W pierwszych w pełni demokratycznych wyborach, w 1991 roku, wystartował z listy "Solidarności". Wszedł do parlamentu z najlepszym wynikiem na Śląsku. W sejmie był wiceprzewodniczącym Klubu Parlamentarnego NSZZ "S", przewodniczył Sejmowej Komisji Młodzieży, Kultury Fizycznej i Sportu. Był też członkiem tzw. komisji antykorupcyjnej oraz komisji ds. lustracji. Miał dostęp do materiałów zgromadzonych przez SB, a dotyczących teczki TW "BOLEK". Nic więcej jednak nie chce powiedzieć na ten temat. Przyznaje jedynie, że materiały te lustrował razem z obecnym prezydentem Lechem Kaczyńskim.

- Dlaczego zgłosił pan wniosek o odwołanie, bądź co bądź własnego rządu, co wielu do dziś ma Panu za złe?

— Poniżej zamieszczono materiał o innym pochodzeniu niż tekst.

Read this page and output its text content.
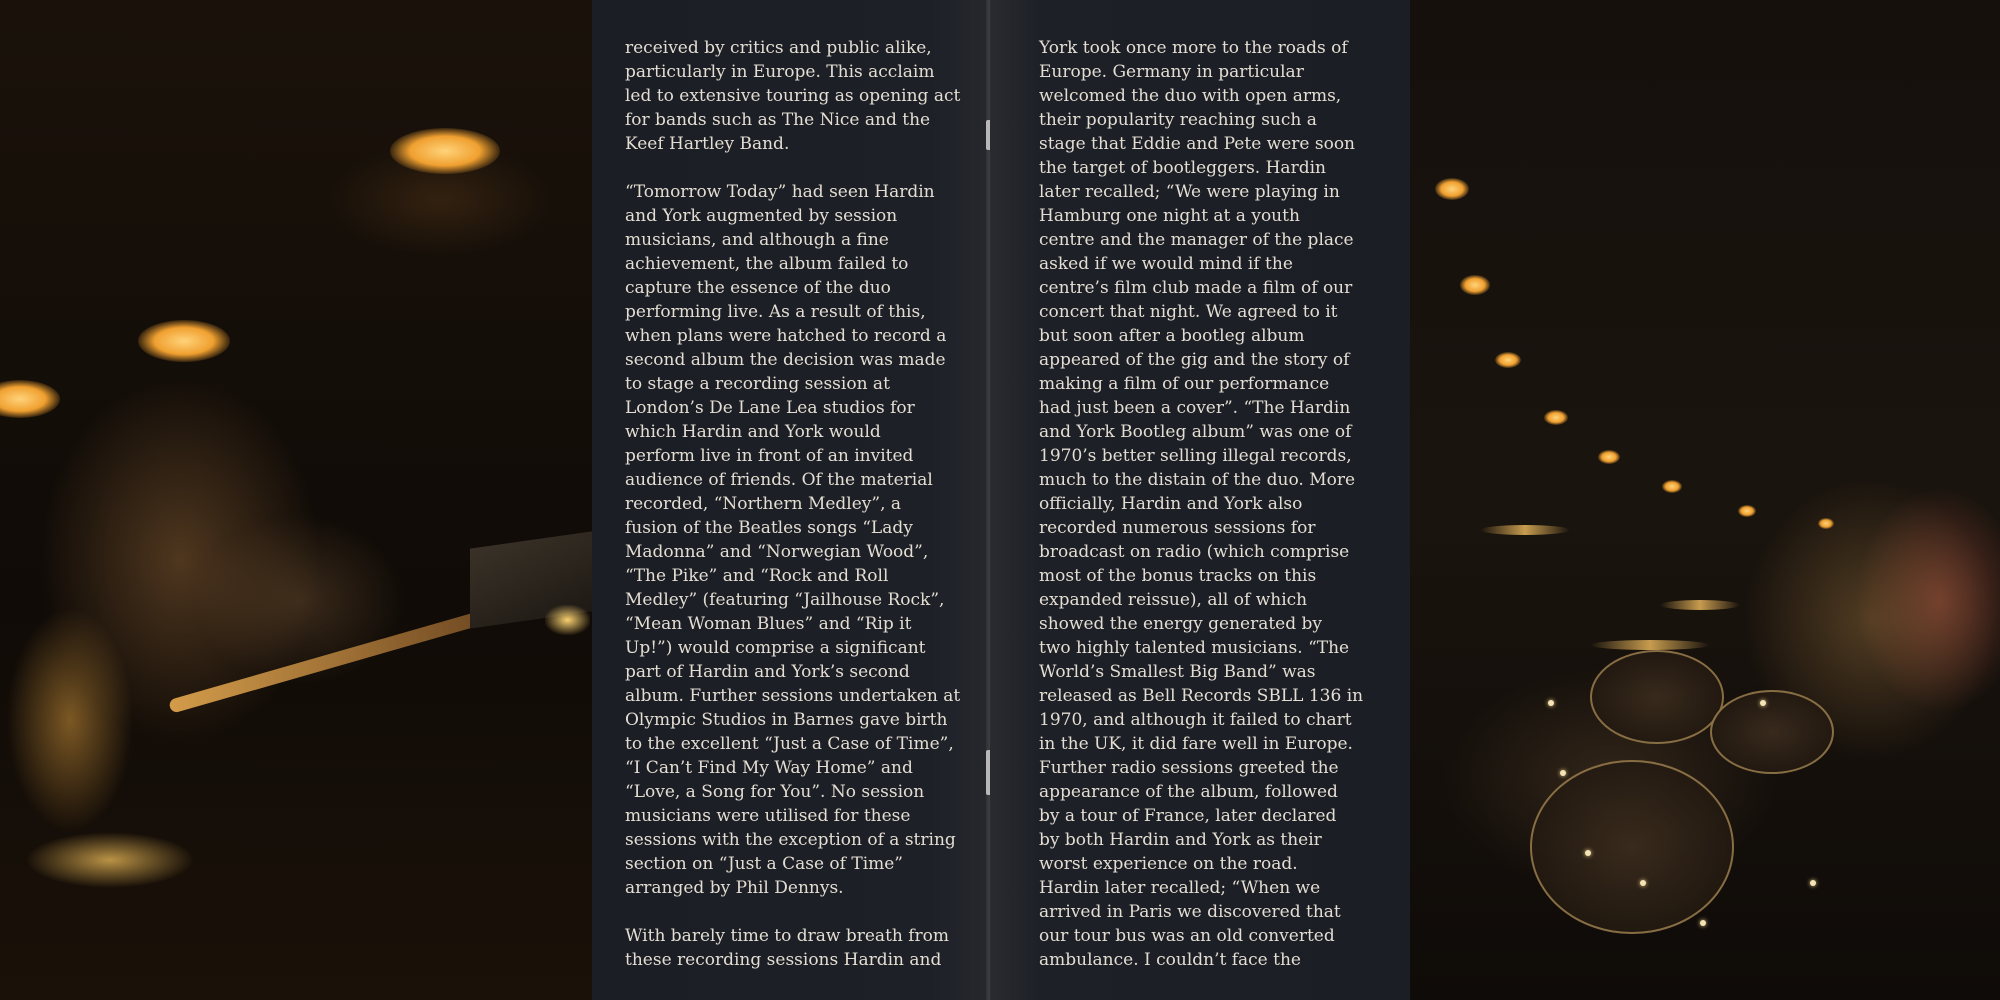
received by critics and public alike,
particularly in Europe. This acclaim
led to extensive touring as opening act
for bands such as The Nice and the
Keef Hartley Band.

“Tomorrow Today” had seen Hardin
and York augmented by session
musicians, and although a fine
achievement, the album failed to
capture the essence of the duo
performing live. As a result of this,
when plans were hatched to record a
second album the decision was made
to stage a recording session at
London’s De Lane Lea studios for
which Hardin and York would
perform live in front of an invited
audience of friends. Of the material
recorded, “Northern Medley”, a
fusion of the Beatles songs “Lady
Madonna” and “Norwegian Wood”,
“The Pike” and “Rock and Roll
Medley” (featuring “Jailhouse Rock”,
“Mean Woman Blues” and “Rip it
Up!”) would comprise a significant
part of Hardin and York’s second
album. Further sessions undertaken at
Olympic Studios in Barnes gave birth
to the excellent “Just a Case of Time”,
“I Can’t Find My Way Home” and
“Love, a Song for You”. No session
musicians were utilised for these
sessions with the exception of a string
section on “Just a Case of Time”
arranged by Phil Dennys.

With barely time to draw breath from
these recording sessions Hardin and

York took once more to the roads of
Europe. Germany in particular
welcomed the duo with open arms,
their popularity reaching such a
stage that Eddie and Pete were soon
the target of bootleggers. Hardin
later recalled; “We were playing in
Hamburg one night at a youth
centre and the manager of the place
asked if we would mind if the
centre’s film club made a film of our
concert that night. We agreed to it
but soon after a bootleg album
appeared of the gig and the story of
making a film of our performance
had just been a cover”. “The Hardin
and York Bootleg album” was one of
1970’s better selling illegal records,
much to the distain of the duo. More
officially, Hardin and York also
recorded numerous sessions for
broadcast on radio (which comprise
most of the bonus tracks on this
expanded reissue), all of which
showed the energy generated by
two highly talented musicians. “The
World’s Smallest Big Band” was
released as Bell Records SBLL 136 in
1970, and although it failed to chart
in the UK, it did fare well in Europe.
Further radio sessions greeted the
appearance of the album, followed
by a tour of France, later declared
by both Hardin and York as their
worst experience on the road.
Hardin later recalled; “When we
arrived in Paris we discovered that
our tour bus was an old converted
ambulance. I couldn’t face the
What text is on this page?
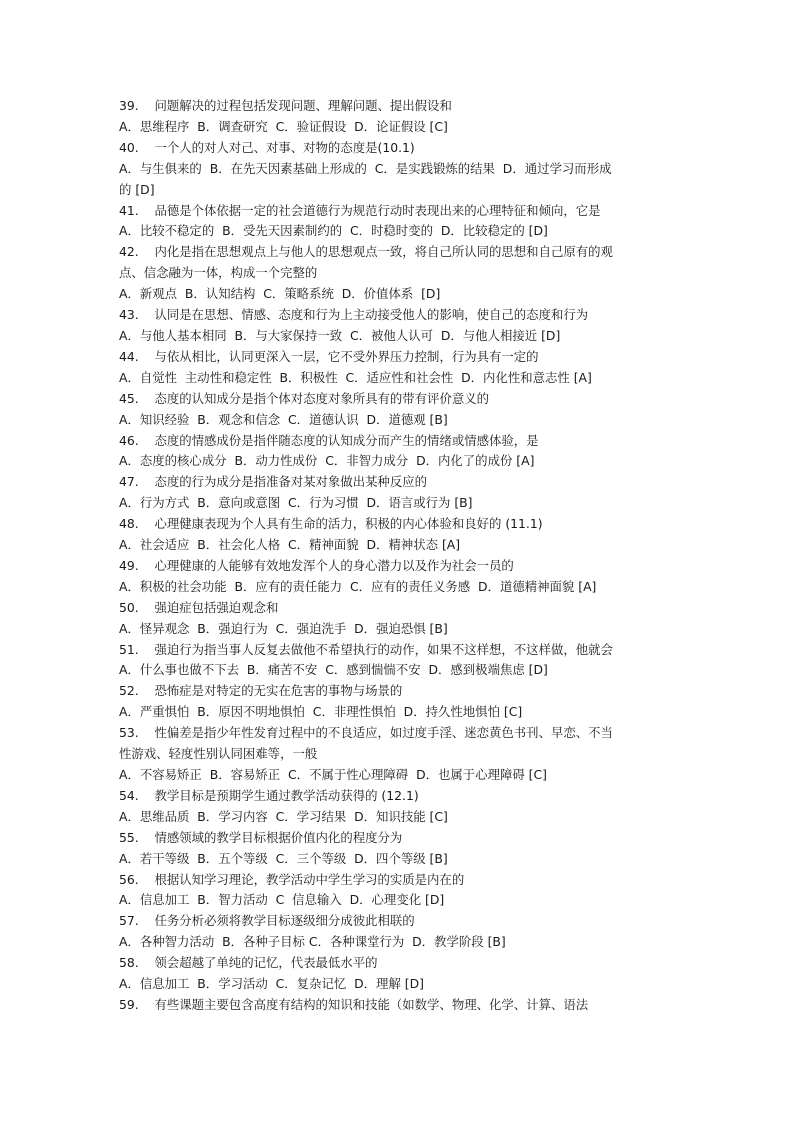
39.    问题解决的过程包括发现问题、理解问题、提出假设和
A．思维程序  B．调查研究  C．验证假设  D．论证假设 [C]
40.    一个人的对人对己、对事、对物的态度是(10.1)
A．与生俱来的  B．在先天因素基础上形成的  C．是实践锻炼的结果  D．通过学习而形成
的 [D]
41.    品德是个体依据一定的社会道德行为规范行动时表现出来的心理特征和倾向，它是
A．比较不稳定的  B．受先天因素制约的  C．时稳时变的  D．比较稳定的 [D]
42.    内化是指在思想观点上与他人的思想观点一致，将自己所认同的思想和自己原有的观
点、信念融为一体，构成一个完整的
A．新观点  B．认知结构  C．策略系统  D．价值体系  [D]
43.    认同是在思想、情感、态度和行为上主动接受他人的影响，使自己的态度和行为
A．与他人基本相同  B．与大家保持一致  C．被他人认可  D．与他人相接近 [D]
44.    与依从相比，认同更深入一层，它不受外界压力控制，行为具有一定的
A．自觉性  主动性和稳定性  B．积极性  C．适应性和社会性  D．内化性和意志性 [A]
45.    态度的认知成分是指个体对态度对象所具有的带有评价意义的
A．知识经验  B．观念和信念  C．道德认识  D．道德观 [B]
46.    态度的情感成份是指伴随态度的认知成分而产生的情绪或情感体验，是
A．态度的核心成分  B．动力性成份  C．非智力成分  D．内化了的成份 [A]
47.    态度的行为成分是指准备对某对象做出某种反应的
A．行为方式  B．意向或意图  C．行为习惯  D．语言或行为 [B]
48.    心理健康表现为个人具有生命的活力，积极的内心体验和良好的 (11.1)
A．社会适应  B．社会化人格  C．精神面貌  D．精神状态 [A]
49.    心理健康的人能够有效地发浑个人的身心潜力以及作为社会一员的
A．积极的社会功能  B．应有的责任能力  C．应有的责任义务感  D．道德精神面貌 [A]
50.    强迫症包括强迫观念和
A．怪异观念  B．强迫行为  C．强迫洗手  D．强迫恐惧 [B]
51.    强迫行为指当事人反复去做他不希望执行的动作，如果不这样想，不这样做，他就会
A．什么事也做不下去  B．痛苦不安  C．感到惴惴不安  D．感到极端焦虑 [D]
52.    恐怖症是对特定的无实在危害的事物与场景的
A．严重惧怕  B．原因不明地惧怕  C．非理性惧怕  D．持久性地惧怕 [C]
53.    性偏差是指少年性发育过程中的不良适应，如过度手淫、迷恋黄色书刊、早恋、不当
性游戏、轻度性别认同困难等，一般
A．不容易矫正  B．容易矫正  C．不属于性心理障碍  D．也属于心理障碍 [C]
54.    教学目标是预期学生通过教学活动获得的 (12.1)
A．思维品质  B．学习内容  C．学习结果  D．知识技能 [C]
55.    情感领域的教学目标根据价值内化的程度分为
A．若干等级  B．五个等级  C．三个等级  D．四个等级 [B]
56.    根据认知学习理论，教学活动中学生学习的实质是内在的
A．信息加工  B．智力活动  C  信息输入  D．心理变化 [D]
57.    任务分析必须将教学目标逐级细分成彼此相联的
A．各种智力活动  B．各种子目标 C．各种课堂行为  D．教学阶段 [B]
58.    领会超越了单纯的记忆，代表最低水平的
A．信息加工  B．学习活动  C．复杂记忆  D．理解 [D]
59.    有些课题主要包含高度有结构的知识和技能（如数学、物理、化学、计算、语法
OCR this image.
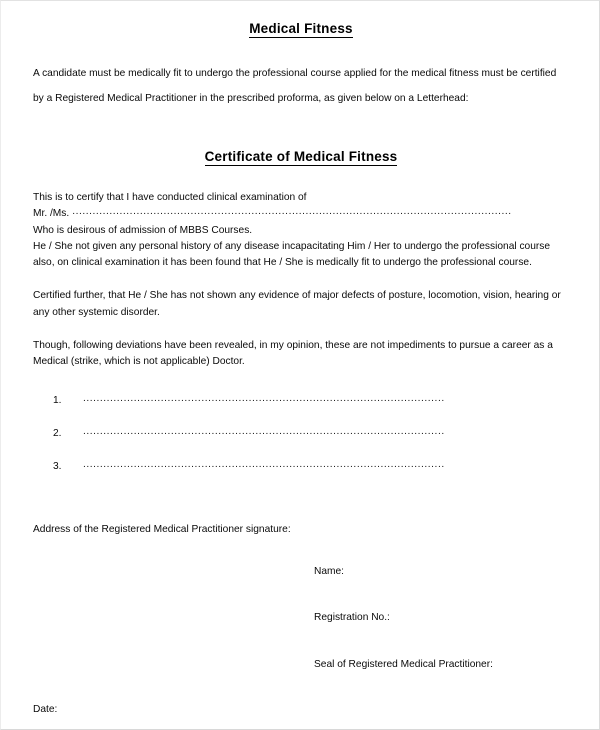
Medical Fitness

A candidate must be medically fit to undergo the professional course applied for the medical fitness must be certified by a Registered Medical Practitioner in the prescribed proforma, as given below on a Letterhead:

Certificate of Medical Fitness

This is to certify that I have conducted clinical examination of

Mr. /Ms. ..................................................................................................................................

Who is desirous of admission of MBBS Courses.

He / She not given any personal history of any disease incapacitating Him / Her to undergo the professional course also, on clinical examination it has been found that He / She is medically fit to undergo the professional course.

Certified further, that He / She has not shown any evidence of major defects of posture, locomotion, vision, hearing or any other systemic disorder.

Though, following deviations have been revealed, in my opinion, these are not impediments to pursue a career as a Medical (strike, which is not applicable) Doctor.

1.	...........................................................................................................
2.	...........................................................................................................
3.	...........................................................................................................

Address of the Registered Medical Practitioner signature:

Name:

Registration No.:

Seal of Registered Medical Practitioner:

Date:
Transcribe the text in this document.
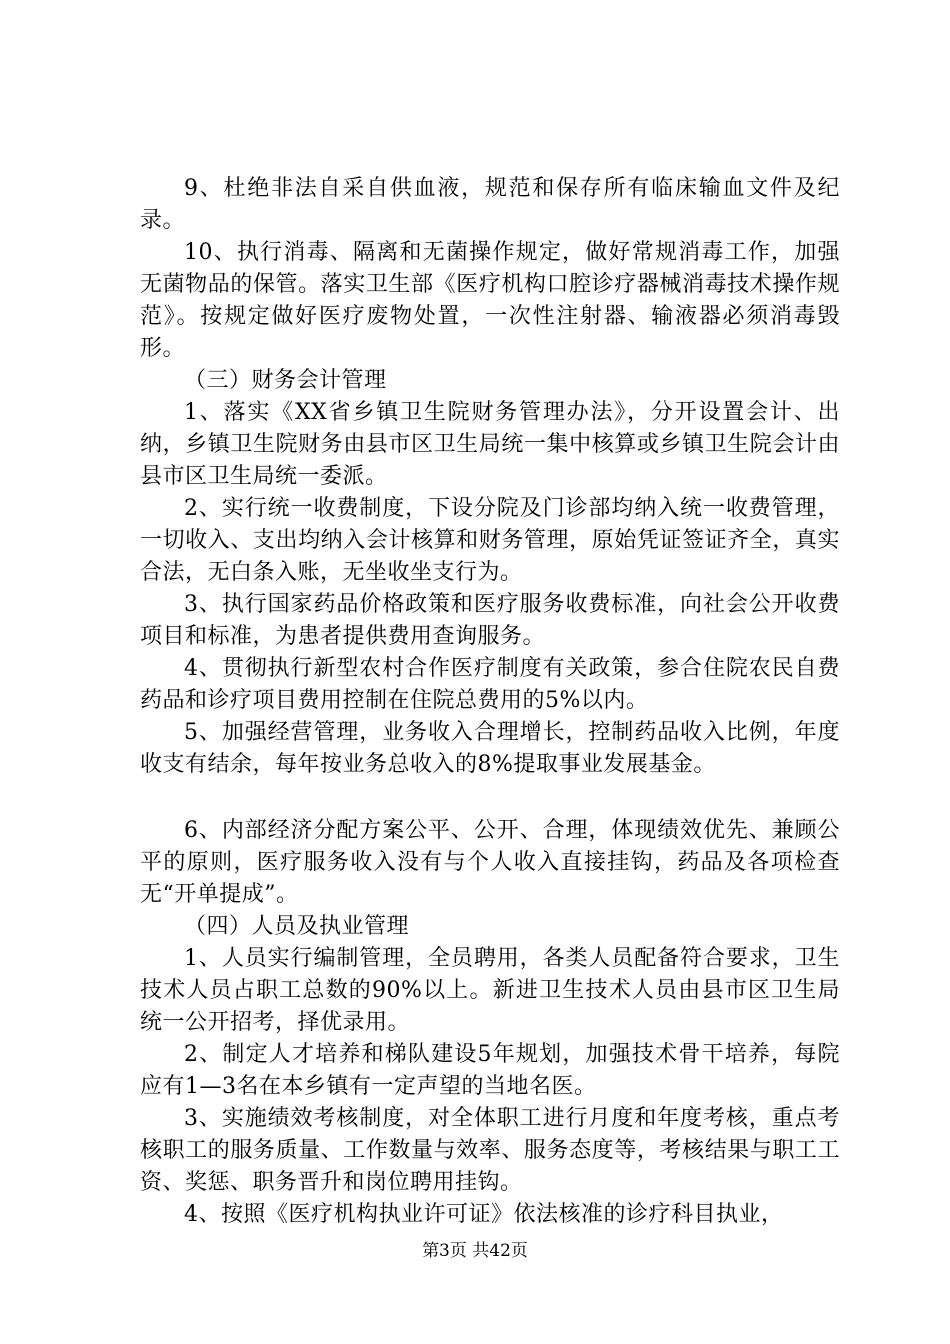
9、杜绝非法自采自供血液，规范和保存所有临床输血文件及纪录。

10、执行消毒、隔离和无菌操作规定，做好常规消毒工作，加强无菌物品的保管。落实卫生部《医疗机构口腔诊疗器械消毒技术操作规范》。按规定做好医疗废物处置，一次性注射器、输液器必须消毒毁形。

（三）财务会计管理

1、落实《XX省乡镇卫生院财务管理办法》，分开设置会计、出纳，乡镇卫生院财务由县市区卫生局统一集中核算或乡镇卫生院会计由县市区卫生局统一委派。

2、实行统一收费制度，下设分院及门诊部均纳入统一收费管理，一切收入、支出均纳入会计核算和财务管理，原始凭证签证齐全，真实合法，无白条入账，无坐收坐支行为。

3、执行国家药品价格政策和医疗服务收费标准，向社会公开收费项目和标准，为患者提供费用查询服务。

4、贯彻执行新型农村合作医疗制度有关政策，参合住院农民自费药品和诊疗项目费用控制在住院总费用的5%以内。

5、加强经营管理，业务收入合理增长，控制药品收入比例，年度收支有结余，每年按业务总收入的8%提取事业发展基金。

6、内部经济分配方案公平、公开、合理，体现绩效优先、兼顾公平的原则，医疗服务收入没有与个人收入直接挂钩，药品及各项检查无“开单提成”。

（四）人员及执业管理

1、人员实行编制管理，全员聘用，各类人员配备符合要求，卫生技术人员占职工总数的90%以上。新进卫生技术人员由县市区卫生局统一公开招考，择优录用。

2、制定人才培养和梯队建设5年规划，加强技术骨干培养，每院应有1—3名在本乡镇有一定声望的当地名医。

3、实施绩效考核制度，对全体职工进行月度和年度考核，重点考核职工的服务质量、工作数量与效率、服务态度等，考核结果与职工工资、奖惩、职务晋升和岗位聘用挂钩。

4、按照《医疗机构执业许可证》依法核准的诊疗科目执业，

第3页 共42页
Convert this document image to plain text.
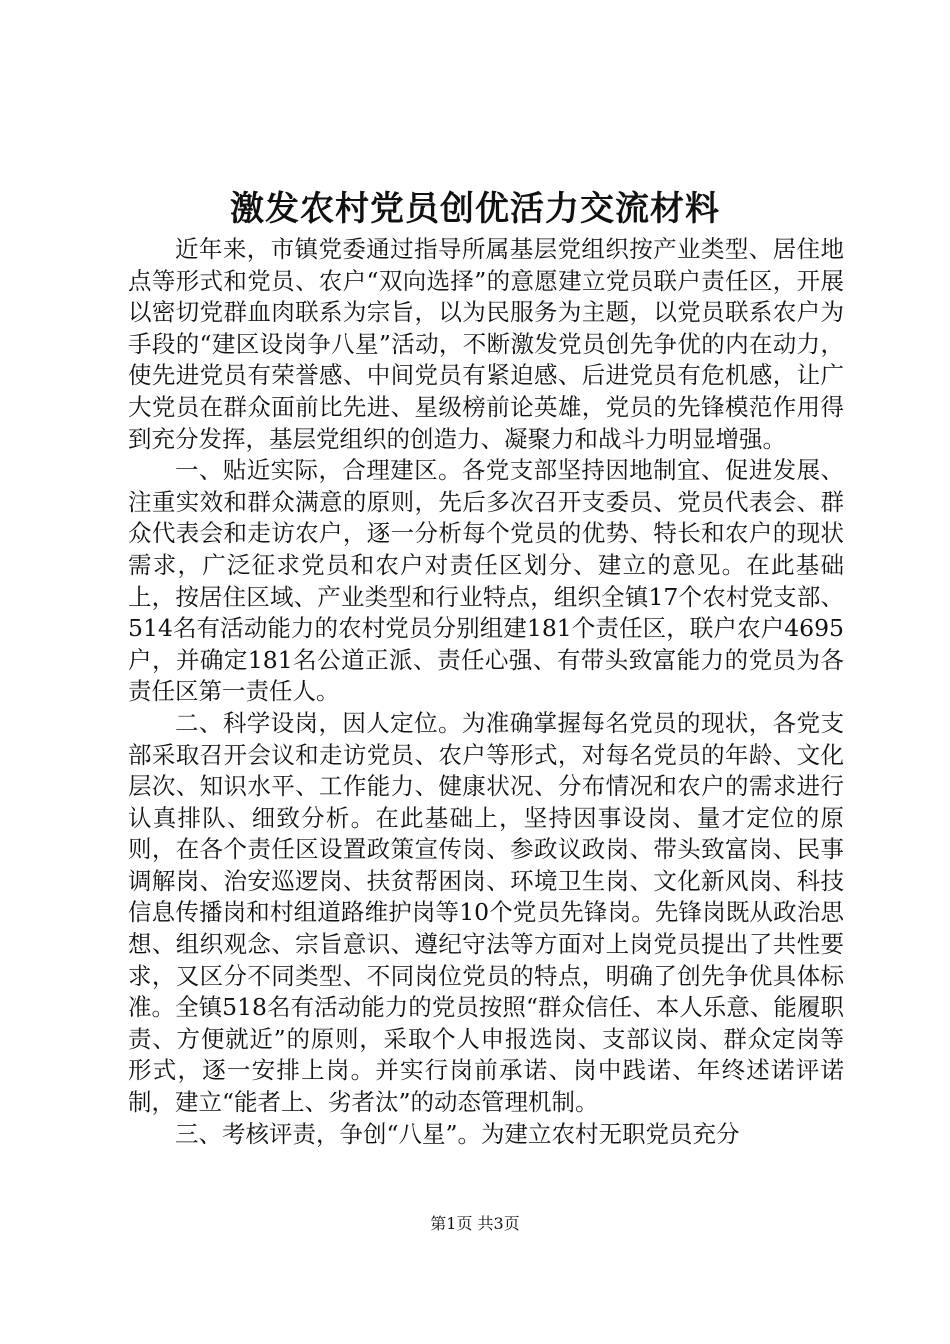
激发农村党员创优活力交流材料

近年来，市镇党委通过指导所属基层党组织按产业类型、居住地点等形式和党员、农户“双向选择”的意愿建立党员联户责任区，开展以密切党群血肉联系为宗旨，以为民服务为主题，以党员联系农户为手段的“建区设岗争八星”活动，不断激发党员创先争优的内在动力，使先进党员有荣誉感、中间党员有紧迫感、后进党员有危机感，让广大党员在群众面前比先进、星级榜前论英雄，党员的先锋模范作用得到充分发挥，基层党组织的创造力、凝聚力和战斗力明显增强。

一、贴近实际，合理建区。各党支部坚持因地制宜、促进发展、注重实效和群众满意的原则，先后多次召开支委员、党员代表会、群众代表会和走访农户，逐一分析每个党员的优势、特长和农户的现状需求，广泛征求党员和农户对责任区划分、建立的意见。在此基础上，按居住区域、产业类型和行业特点，组织全镇17个农村党支部、514名有活动能力的农村党员分别组建181个责任区，联户农户4695户，并确定181名公道正派、责任心强、有带头致富能力的党员为各责任区第一责任人。

二、科学设岗，因人定位。为准确掌握每名党员的现状，各党支部采取召开会议和走访党员、农户等形式，对每名党员的年龄、文化层次、知识水平、工作能力、健康状况、分布情况和农户的需求进行认真排队、细致分析。在此基础上，坚持因事设岗、量才定位的原则，在各个责任区设置政策宣传岗、参政议政岗、带头致富岗、民事调解岗、治安巡逻岗、扶贫帮困岗、环境卫生岗、文化新风岗、科技信息传播岗和村组道路维护岗等10个党员先锋岗。先锋岗既从政治思想、组织观念、宗旨意识、遵纪守法等方面对上岗党员提出了共性要求，又区分不同类型、不同岗位党员的特点，明确了创先争优具体标准。全镇518名有活动能力的党员按照“群众信任、本人乐意、能履职责、方便就近”的原则，采取个人申报选岗、支部议岗、群众定岗等形式，逐一安排上岗。并实行岗前承诺、岗中践诺、年终述诺评诺制，建立“能者上、劣者汰”的动态管理机制。

三、考核评责，争创“八星”。为建立农村无职党员充分

第1页 共3页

- Wcześniej odwołano rząd Jana Olszewskiego. Misja Waldemara Pawlaka się nie powiodła. Był kryzys rządowy. Pojawiła się Hanna Suchocka, więc poparliśmy ją. Poparliśmy działania, które nawet nie pasowały liberałom. Doszło do wielu złych decyzji. Obniżka emerytur, cięcia w budżecie wbrew prawom nabytym - Trybunał Konstytucyjny uznał te decyzje za błędne.

Poza tym co chwila wybuchały gdzieś ogniska zapalne, padały zakłady. - Nic nie dały śniadanka przewodniczącego "S" Mariana Krzaklewskiego z panią premier. Kiedy przestał być na nie zapraszany, przyjechał na posiedzenie naszego Klubu i stwierdził, że trzeba coś zrobić, że związek jest marginalizowany, że jest źle. Mogliśmy wtedy ogłosić strajk generalny, ale to mogła być iskra do wojny domowej, bo takie było napięcie w kraju. Dlatego uznaliśmy, że należy to uczynić w Sejmie. To było mniejsze zło.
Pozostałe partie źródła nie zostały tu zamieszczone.